23e Festival Sinfonia en Périgord - De Bach à Piccinni - Compte-rendu

Des extraits du Clavier Bien Tempéré par Kenneth Weiss (photo) et le rare Atys de Piccinni par les Solistes du Cercle de l’Harmonie : la journée du 30 août résumait à elle seule la nouvelle orientation que David Théodoridès donne à Sinfonia en Périgord. Si le festival demeure attaché à la musique baroque, plus que jamais au cœur de son projet artistique, il entend désormais s’ouvrir au répertoire classique et préromantique français – si riche de trésors méconnus - grâce au concours du Palazzetto Bru Zane.

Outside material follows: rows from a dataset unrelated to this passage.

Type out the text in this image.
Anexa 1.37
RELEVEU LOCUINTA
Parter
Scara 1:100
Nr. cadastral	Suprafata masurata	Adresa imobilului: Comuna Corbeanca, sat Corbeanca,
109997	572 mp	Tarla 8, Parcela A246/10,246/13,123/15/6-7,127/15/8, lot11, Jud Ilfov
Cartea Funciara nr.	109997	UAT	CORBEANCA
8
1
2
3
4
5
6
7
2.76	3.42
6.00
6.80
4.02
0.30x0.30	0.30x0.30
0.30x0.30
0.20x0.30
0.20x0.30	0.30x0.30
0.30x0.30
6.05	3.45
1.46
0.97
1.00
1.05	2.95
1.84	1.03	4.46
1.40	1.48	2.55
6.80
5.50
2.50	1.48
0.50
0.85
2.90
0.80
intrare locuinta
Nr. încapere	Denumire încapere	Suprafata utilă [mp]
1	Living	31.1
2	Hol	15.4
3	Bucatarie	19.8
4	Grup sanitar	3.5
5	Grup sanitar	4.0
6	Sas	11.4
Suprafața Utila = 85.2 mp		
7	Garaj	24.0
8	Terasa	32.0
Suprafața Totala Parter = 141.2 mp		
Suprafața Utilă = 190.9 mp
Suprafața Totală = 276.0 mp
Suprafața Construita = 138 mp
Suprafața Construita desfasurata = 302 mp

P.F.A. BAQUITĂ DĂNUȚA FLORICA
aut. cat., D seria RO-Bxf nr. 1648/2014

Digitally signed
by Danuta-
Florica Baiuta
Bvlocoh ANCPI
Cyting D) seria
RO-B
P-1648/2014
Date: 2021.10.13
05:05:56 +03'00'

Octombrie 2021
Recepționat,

Point destinée à la musique à l’origine, la salle du Centre de la Communication de Périgueux se révèle être - hasard heureux de la « polyvalence » - un lieu idoine pour le clavier et les formations de chambre : acoustique claire, naturelle, sans sécheresse, mais qui ne « pardonne » rien. C’est d’ailleurs là que CLAP, la structure municipale dont dépend Sinfonia en Périgord, organise une belle saison d’hiver (1) dont la prochaine édition démarre le 19 novembre avec le Trio Wanderer. C’est là aussi que Kenneth Weiss propose, sur un magnifique clavecin signé Philippe Humeau, un bouquet de dix préludes et fugues tirés du Livre I du Clavier Bien Tempéré. Approche admirable de clarté et de simplicité. Weiss n’est pas de ceux qui vous donnent l’impression d’ « aller à la messe », mais ne prend pas pour autant le parti de tutoyer Bach. On affaire avec lui à un vouvoiement aussi naturel qu’humain, qui laisse la musique s’épanouir de façon tout à la fois majestueuse et accessible, servie par un jeu remarquablement articulé, vivant, lyrique et d’une autorité jamais cassante.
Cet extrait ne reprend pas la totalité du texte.